KIEV, October 14 (RIA Novosti) - Ukraine's government again refused on Tuesday to allocate election campaign funds and urged President Viktor Yushchenko to reverse a decision calling for early parliamentary polls, the UNIAN agency said.
Yushchenko dissolved the legislature and called early polls for December 7 after his ruling "orange" coalition with Prime Minister Yulia Tymoshenko collapsed after the premier's party sided with the opposition in passing a law to cut his presidential powers.
First Deputy Prime Minister Oleksandr Turchynov was quoted by the agency as saying that 15 members of the cabinet voted in favor of the decision to withhold campaign funds and against new early elections, with nine voting against.
Speaking at a cabinet session before the vote, Tymoshenko reiterated that she opposed the snap election - the third since 2004 street protests brought Yushchenko to power - saying they would "lead to chaos and destruction" as the economy has been affected by the global credit crisis.
"I am calling on the president to cancel early elections and do everything to ensure the country runs smoothly," Tymoshenko said.
The government had been ordered to allocate $80 million from the state reserve for the election campaign on Monday. Tymoshenko's bloc also filed an appeal against the presidential decree with a Kiev court, which blocked preparations for the polls on Saturday.

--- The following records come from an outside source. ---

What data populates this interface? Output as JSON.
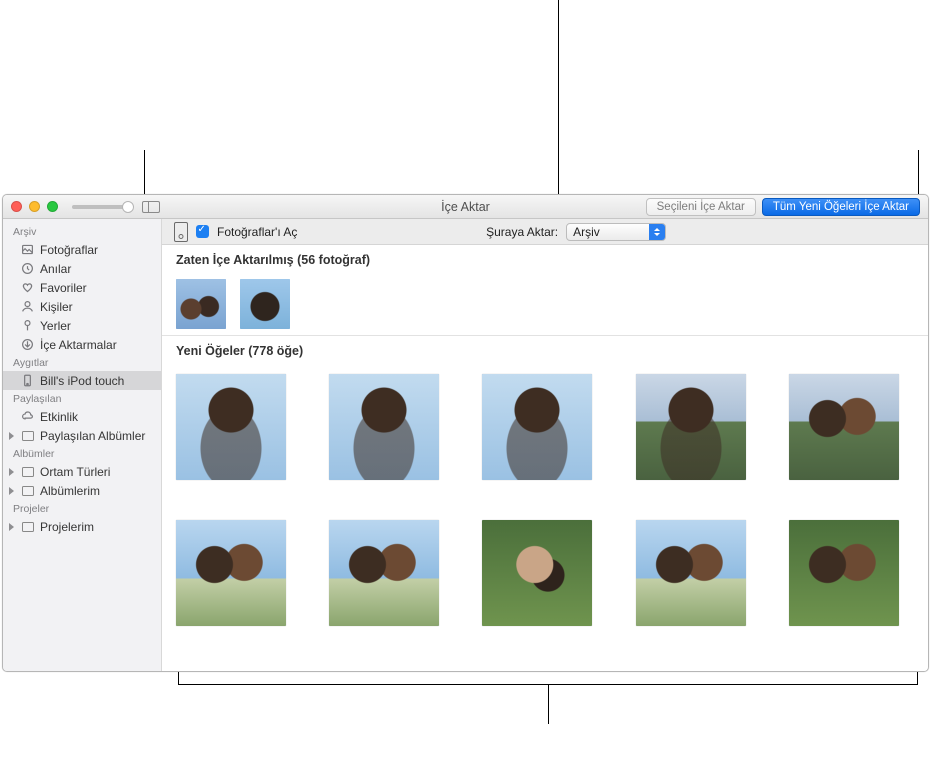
{
  "titlebar": {
    "title": "İçe Aktar",
    "import_selected_label": "Seçileni İçe Aktar",
    "import_all_new_label": "Tüm Yeni Öğeleri İçe Aktar"
  },
  "import_bar": {
    "open_photos_label": "Fotoğraflar'ı Aç",
    "open_photos_checked": true,
    "import_to_label": "Şuraya Aktar:",
    "destination_value": "Arşiv"
  },
  "sections": {
    "already_imported_label": "Zaten İçe Aktarılmış (56 fotoğraf)",
    "already_imported_count": 56,
    "new_items_label": "Yeni Öğeler (778 öğe)",
    "new_items_count": 778
  },
  "sidebar": {
    "groups": [
      {
        "label": "Arşiv",
        "items": [
          {
            "icon": "photos",
            "label": "Fotoğraflar"
          },
          {
            "icon": "clock",
            "label": "Anılar"
          },
          {
            "icon": "heart",
            "label": "Favoriler"
          },
          {
            "icon": "person",
            "label": "Kişiler"
          },
          {
            "icon": "pin",
            "label": "Yerler"
          },
          {
            "icon": "download",
            "label": "İçe Aktarmalar"
          }
        ]
      },
      {
        "label": "Aygıtlar",
        "items": [
          {
            "icon": "device",
            "label": "Bill's iPod touch",
            "selected": true
          }
        ]
      },
      {
        "label": "Paylaşılan",
        "items": [
          {
            "icon": "cloud",
            "label": "Etkinlik"
          },
          {
            "icon": "rect",
            "label": "Paylaşılan Albümler",
            "expandable": true
          }
        ]
      },
      {
        "label": "Albümler",
        "items": [
          {
            "icon": "rect",
            "label": "Ortam Türleri",
            "expandable": true
          },
          {
            "icon": "rect",
            "label": "Albümlerim",
            "expandable": true
          }
        ]
      },
      {
        "label": "Projeler",
        "items": [
          {
            "icon": "rect",
            "label": "Projelerim",
            "expandable": true
          }
        ]
      }
    ]
  },
  "already_imported_thumbs": [
    {
      "is_video": true
    },
    {
      "is_video": false
    }
  ],
  "new_item_thumbs_visible": 10
}
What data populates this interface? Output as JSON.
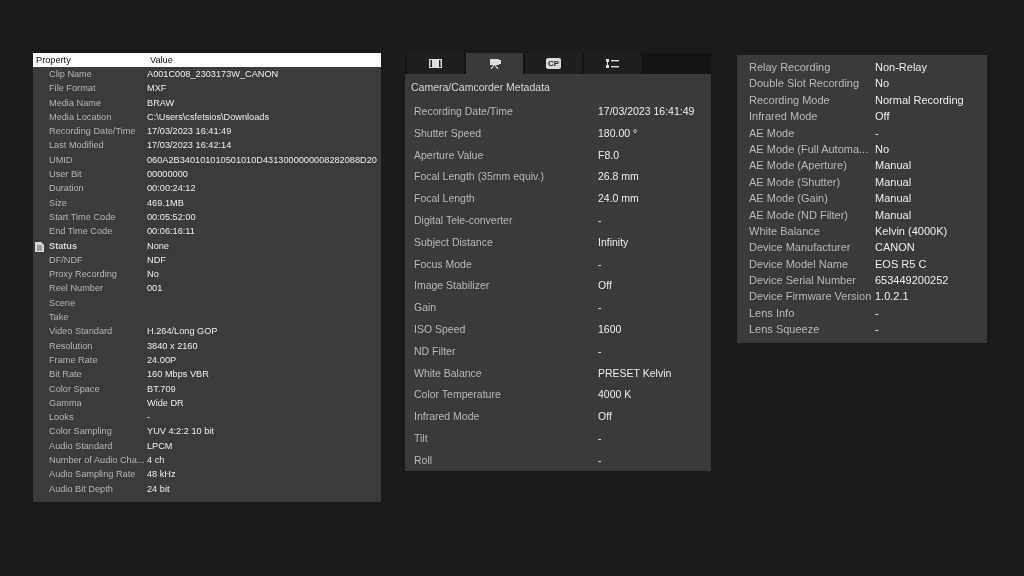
{
  "clip_properties": {
    "columns": [
      "Property",
      "Value"
    ],
    "rows": [
      {
        "kind": "item",
        "property": "Clip Name",
        "value": "A001C008_2303173W_CANON"
      },
      {
        "kind": "item",
        "property": "File Format",
        "value": "MXF"
      },
      {
        "kind": "item",
        "property": "Media Name",
        "value": "BRAW"
      },
      {
        "kind": "item",
        "property": "Media Location",
        "value": "C:\\Users\\csfetsios\\Downloads"
      },
      {
        "kind": "item",
        "property": "Recording Date/Time",
        "value": "17/03/2023 16:41:49"
      },
      {
        "kind": "item",
        "property": "Last Modified",
        "value": "17/03/2023 16:42:14"
      },
      {
        "kind": "item",
        "property": "UMID",
        "value": "060A2B340101010501010D4313000000008282088D20"
      },
      {
        "kind": "item",
        "property": "User Bit",
        "value": "00000000"
      },
      {
        "kind": "item",
        "property": "Duration",
        "value": "00:00:24:12"
      },
      {
        "kind": "item",
        "property": "Size",
        "value": "469.1MB"
      },
      {
        "kind": "item",
        "property": "Start Time Code",
        "value": "00:05:52:00"
      },
      {
        "kind": "item",
        "property": "End Time Code",
        "value": "00:06:16:11"
      },
      {
        "kind": "group",
        "property": "Status",
        "value": "None"
      },
      {
        "kind": "item",
        "property": "DF/NDF",
        "value": "NDF"
      },
      {
        "kind": "item",
        "property": "Proxy Recording",
        "value": "No"
      },
      {
        "kind": "item",
        "property": "Reel Number",
        "value": "001"
      },
      {
        "kind": "item",
        "property": "Scene"
      },
      {
        "kind": "item",
        "property": "Take"
      },
      {
        "kind": "item",
        "property": "Video Standard",
        "value": "H.264/Long GOP"
      },
      {
        "kind": "item",
        "property": "Resolution",
        "value": "3840 x 2160"
      },
      {
        "kind": "item",
        "property": "Frame Rate",
        "value": "24.00P"
      },
      {
        "kind": "item",
        "property": "Bit Rate",
        "value": "160 Mbps VBR"
      },
      {
        "kind": "item",
        "property": "Color Space",
        "value": "BT.709"
      },
      {
        "kind": "item",
        "property": "Gamma",
        "value": "Wide DR"
      },
      {
        "kind": "item",
        "property": "Looks",
        "value": "-"
      },
      {
        "kind": "item",
        "property": "Color Sampling",
        "value": "YUV 4:2:2 10 bit"
      },
      {
        "kind": "item",
        "property": "Audio Standard",
        "value": "LPCM"
      },
      {
        "kind": "item",
        "property": "Number of Audio Cha...",
        "value": "4 ch"
      },
      {
        "kind": "item",
        "property": "Audio Sampling Rate",
        "value": "48 kHz"
      },
      {
        "kind": "item",
        "property": "Audio Bit Depth",
        "value": "24 bit"
      }
    ]
  },
  "camera_panel": {
    "tabs": [
      {
        "kind": "film",
        "selected": false
      },
      {
        "kind": "camera",
        "selected": true
      },
      {
        "kind": "text",
        "label": "CP",
        "selected": false
      },
      {
        "kind": "list",
        "selected": false
      }
    ],
    "title": "Camera/Camcorder Metadata",
    "rows": [
      {
        "property": "Recording Date/Time",
        "value": "17/03/2023 16:41:49"
      },
      {
        "property": "Shutter Speed",
        "value": "180.00 °"
      },
      {
        "property": "Aperture Value",
        "value": "F8.0"
      },
      {
        "property": "Focal Length (35mm equiv.)",
        "value": "26.8 mm"
      },
      {
        "property": "Focal Length",
        "value": "24.0 mm"
      },
      {
        "property": "Digital Tele-converter",
        "value": "-"
      },
      {
        "property": "Subject Distance",
        "value": "Infinity"
      },
      {
        "property": "Focus Mode",
        "value": "-"
      },
      {
        "property": "Image Stabilizer",
        "value": "Off"
      },
      {
        "property": "Gain",
        "value": "-"
      },
      {
        "property": "ISO Speed",
        "value": "1600"
      },
      {
        "property": "ND Filter",
        "value": "-"
      },
      {
        "property": "White Balance",
        "value": "PRESET Kelvin"
      },
      {
        "property": "Color Temperature",
        "value": "4000 K"
      },
      {
        "property": "Infrared Mode",
        "value": "Off"
      },
      {
        "property": "Tilt",
        "value": "-"
      },
      {
        "property": "Roll",
        "value": "-"
      }
    ]
  },
  "device_panel": {
    "rows": [
      {
        "property": "Relay Recording",
        "value": "Non-Relay"
      },
      {
        "property": "Double Slot Recording",
        "value": "No"
      },
      {
        "property": "Recording Mode",
        "value": "Normal Recording"
      },
      {
        "property": "Infrared Mode",
        "value": "Off"
      },
      {
        "property": "AE Mode",
        "value": "-"
      },
      {
        "property": "AE Mode (Full Automa...",
        "value": "No"
      },
      {
        "property": "AE Mode (Aperture)",
        "value": "Manual"
      },
      {
        "property": "AE Mode (Shutter)",
        "value": "Manual"
      },
      {
        "property": "AE Mode (Gain)",
        "value": "Manual"
      },
      {
        "property": "AE Mode (ND Filter)",
        "value": "Manual"
      },
      {
        "property": "White Balance",
        "value": "Kelvin (4000K)"
      },
      {
        "property": "Device Manufacturer",
        "value": "CANON"
      },
      {
        "property": "Device Model Name",
        "value": "EOS R5 C"
      },
      {
        "property": "Device Serial Number",
        "value": "653449200252"
      },
      {
        "property": "Device Firmware Version",
        "value": "1.0.2.1"
      },
      {
        "property": "Lens Info",
        "value": "-"
      },
      {
        "property": "Lens Squeeze",
        "value": "-"
      }
    ]
  }
}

Yushchenko responded by ordering the court's closure on Monday. The premier said her party would challenge the order.
UNIAN also said, citing a security source, that Yushchenko had ordered troops to guard the Central Election Commission, which is being blocked by Tymoshenko Bloc members trying to prevent it from declaring the start of the election campaign until the litigation process is concluded.
The developments have revived memories of last year's crisis in the ex-Soviet state, when Yushchenko ordered a troop buildup in the capital, bringing Interior Ministry troops under his direct control.
Yushchenko also ordered heightened security at the Prosecutor General's Office and other state institutions.
Andriy Kozhemyakin, a member of the premier's bloc, said the presidential administration and the Security Council were planning a coup aimed at turning Ukraine into presidential republic.
The council's official responded later on Tuesday, saying: "We are tired of refuting and commenting on endless nonsense."
Yushchenko and Tymoshenko, leaders of the 2004 "orange revolution," have drifted apart over a host of issues, including more recently over Russia's war with Georgia in August. Both are expected to run for president in 2010.